DAY ONE - New England Painting Tour
by Seth Ruggles Hiler (MFA 2005)
I traditionally am a studio painter, working from my own digital photography of people and places. My daily life-drawing and painting at the New York Academy of Art has packed my toolbox with anatomical knowledge and an understanding of light that only the naked eye can teach. The memory of such life-lessons inform my daily studio practice, but refreshing unfiltered observation makes all the difference in the world.

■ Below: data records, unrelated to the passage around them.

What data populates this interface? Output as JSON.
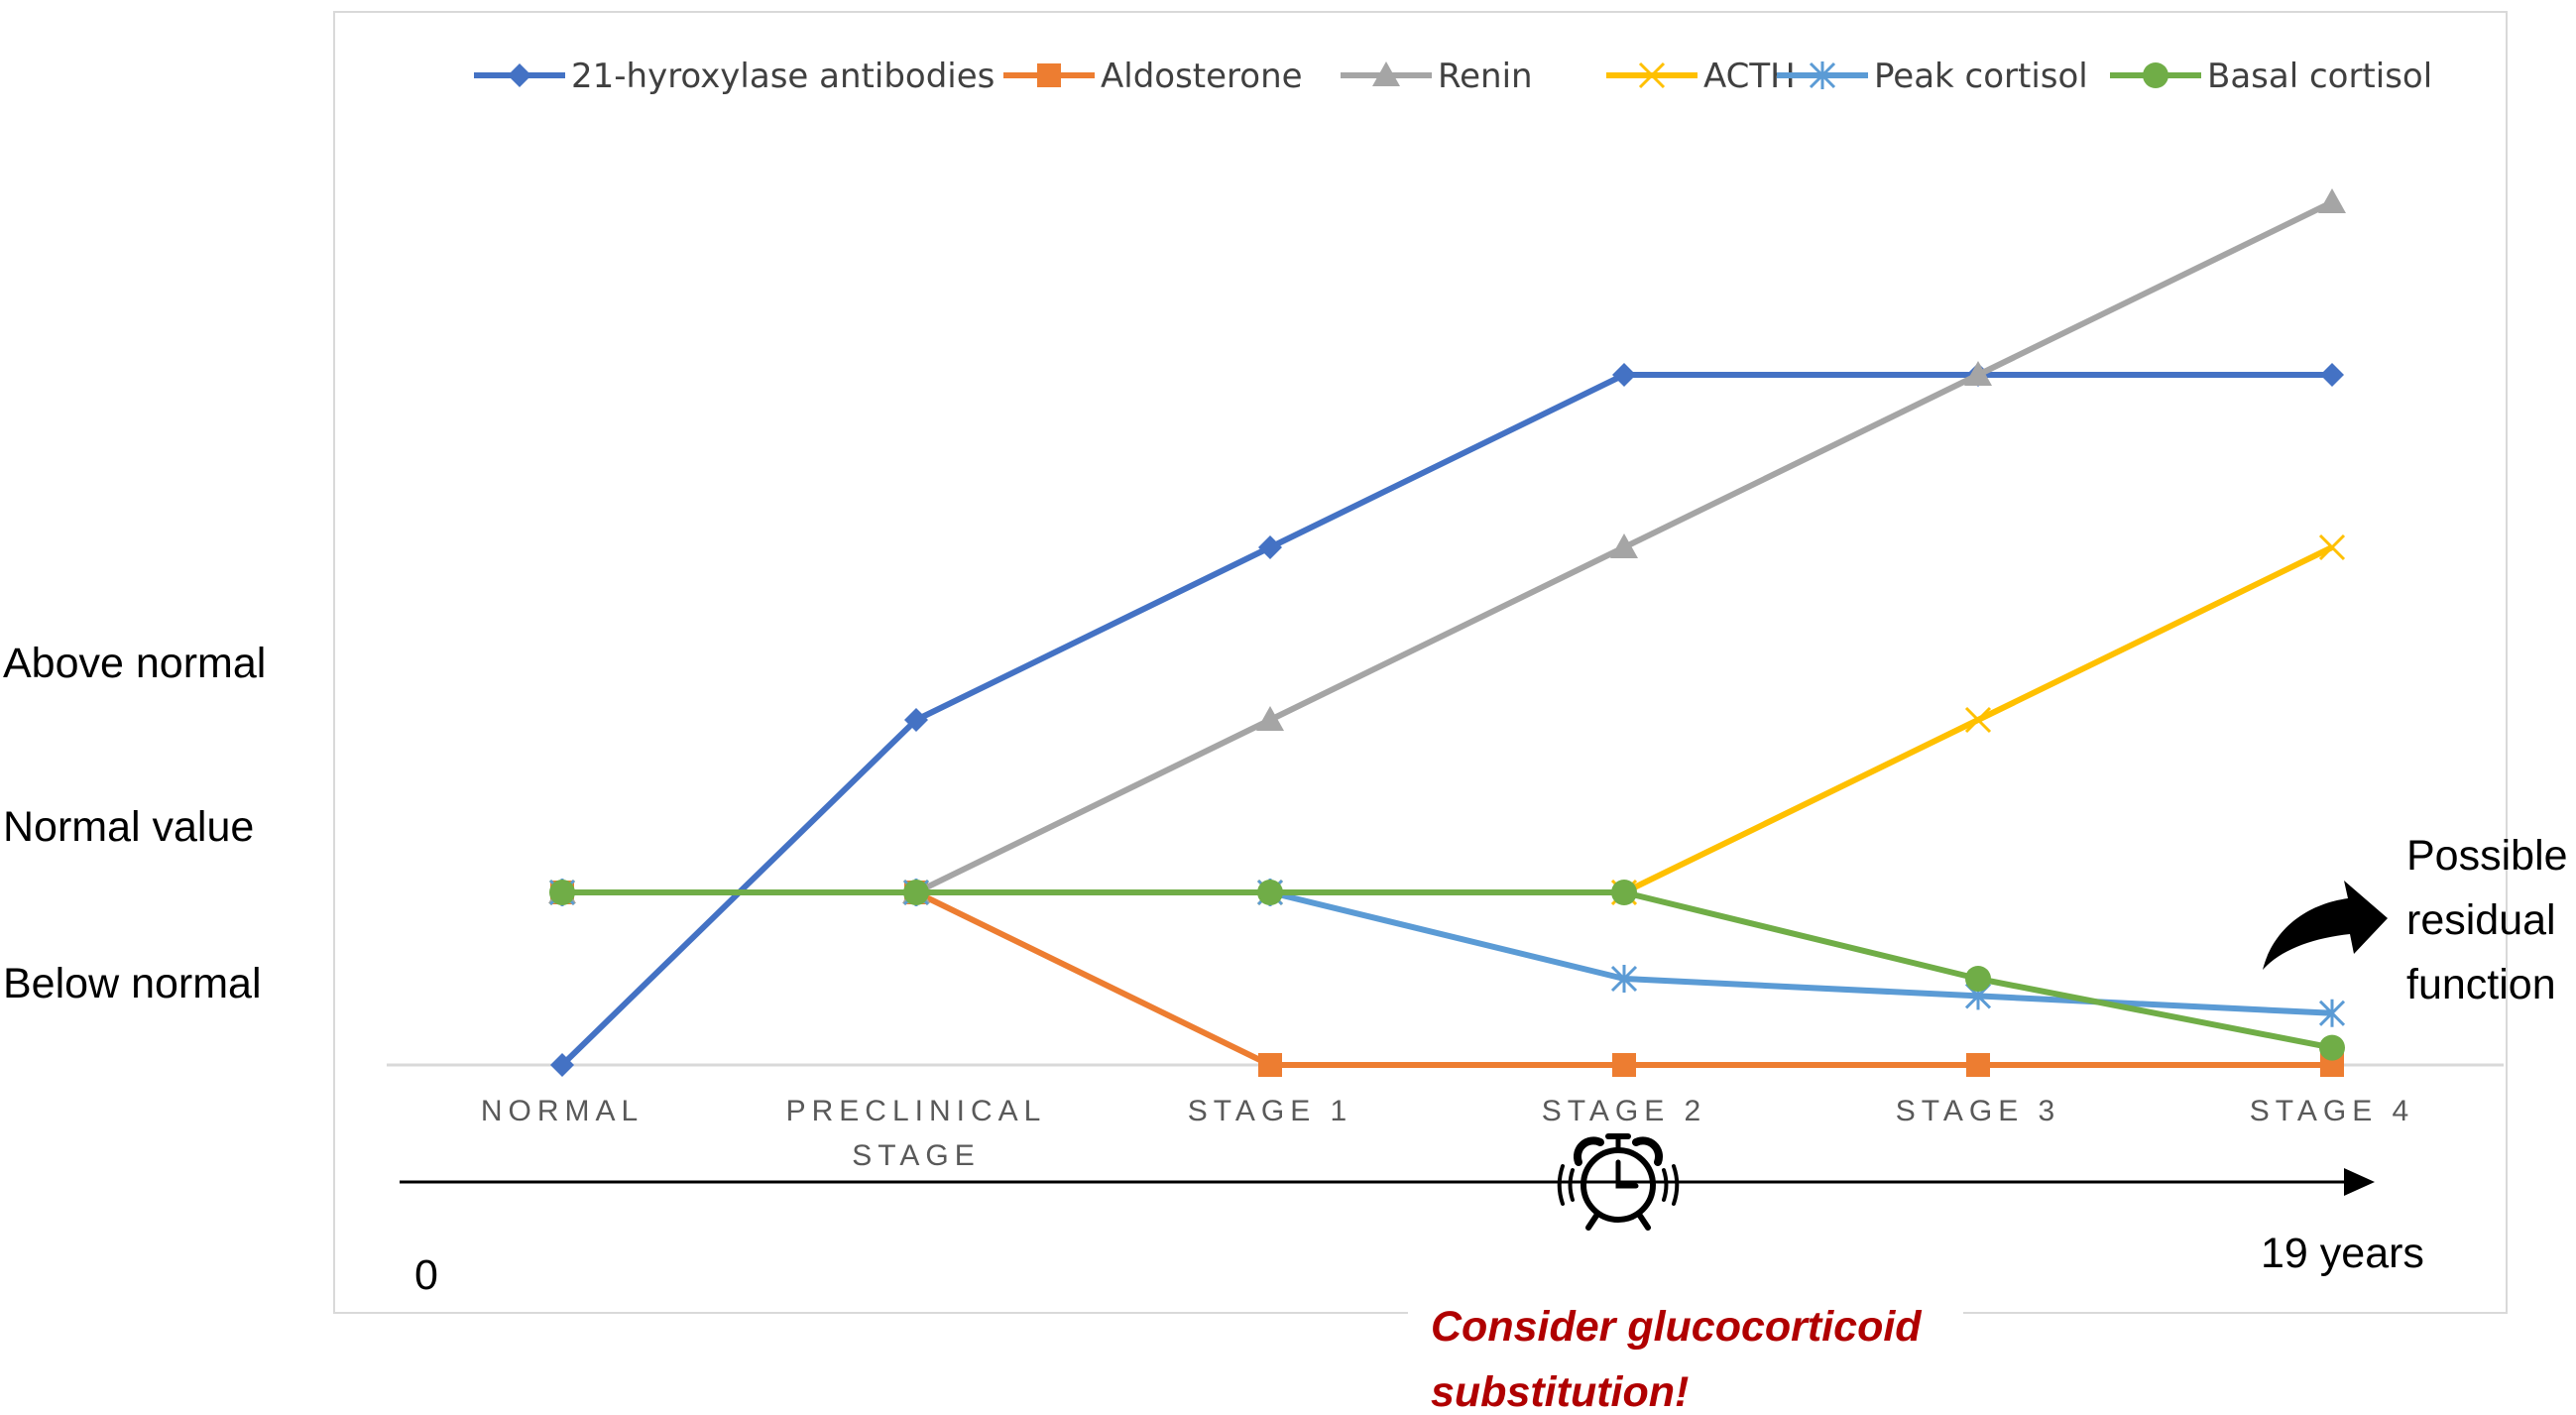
{
  "chart_data": {
    "type": "line",
    "title": "",
    "categories": [
      "NORMAL",
      "PRECLINICAL|STAGE",
      "STAGE 1",
      "STAGE 2",
      "STAGE 3",
      "STAGE 4"
    ],
    "ylim": [
      0,
      5
    ],
    "y_level_labels": [
      "Above normal",
      "Normal value",
      "Below normal"
    ],
    "series": [
      {
        "name": "21-hyroxylase antibodies",
        "color": "#4472C4",
        "marker": "diamond",
        "values": [
          0,
          2,
          3,
          4,
          4,
          4
        ]
      },
      {
        "name": "Aldosterone",
        "color": "#ED7D31",
        "marker": "square",
        "values": [
          1,
          1,
          0,
          0,
          0,
          0
        ]
      },
      {
        "name": "Renin",
        "color": "#A5A5A5",
        "marker": "triangle",
        "values": [
          1,
          1,
          2,
          3,
          4,
          5
        ]
      },
      {
        "name": "ACTH",
        "color": "#FFC000",
        "marker": "x",
        "values": [
          1,
          1,
          1,
          1,
          2,
          3
        ]
      },
      {
        "name": "Peak cortisol",
        "color": "#5B9BD5",
        "marker": "star",
        "values": [
          1,
          1,
          1,
          0.5,
          0.4,
          0.3
        ]
      },
      {
        "name": "Basal cortisol",
        "color": "#70AD47",
        "marker": "circle",
        "values": [
          1,
          1,
          1,
          1,
          0.5,
          0.1
        ]
      }
    ],
    "legend_position": "top",
    "grid": false
  },
  "timeline": {
    "start_label": "0",
    "end_label": "19 years",
    "alarm_icon": "alarm-clock-icon"
  },
  "annotations": {
    "residual": [
      "Possible",
      "residual",
      "function"
    ],
    "residual_arrow_icon": "curved-arrow-icon",
    "consider": [
      "Consider glucocorticoid",
      "substitution!"
    ]
  }
}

My last landscape series, "EarthScapes," is comprised of several small and medium-sized oil paintings which I completed at the Vermont Studio Center and in my own NJ barn studio this winter. There is a vast difference in process between painting inside and out. Painting indoors is comfortable, temperature and lighting-controlled. Reference photos safely provide the information with which I paint. Plein-air painting is a whole other animal all together. Weathering the elements, which burn the artist's skin and constantly topple his or her canvas, is a minor problem compared to the overwhelming panorama provided by Mother Nature. But in this frenzy comes calm and SO many more possibilities.
My instructor for the week, Jon Imber, encourages the openness forced upon us by such monumental vistas. There is no view-finder, locking our eyes into one limited composition. So this challenge excited and inspired me on my first day out. Our group of twelve unloaded our supply-packed vehicles on the side of the road, in front of a lily pond on Deer Isle. Paints laid out, turps wafting in the breeze, I pondered my composition. A tree stump in tones of pink grew at the bottom left quadrant of my 30 x 30 inch canvas and would remain there throughout the phases of the day.
The rest of the painted scene, however would be a clumsy evolution. When not satisfied with the image as a whole, I broke for lunch. Upon my return, I decided to rotate my easel 45 degrees to the right.
This is the great thing about plein-air painting, explained Jon, you can take a branch from here, a beaver dam from there, and perhaps move the split rock over a bit. Well, I followed such sage advice and continued reconstructing my composition to a point with which I would be satisfied. Ironically, I will need to finish my painting back in my studio from a combination of memory, digital snap-shots and invention. But, I would not have felt the freedom of composition and the expansive color opportunities, from which to choose if I had not exited the sliding glass doors of my studio, into the light.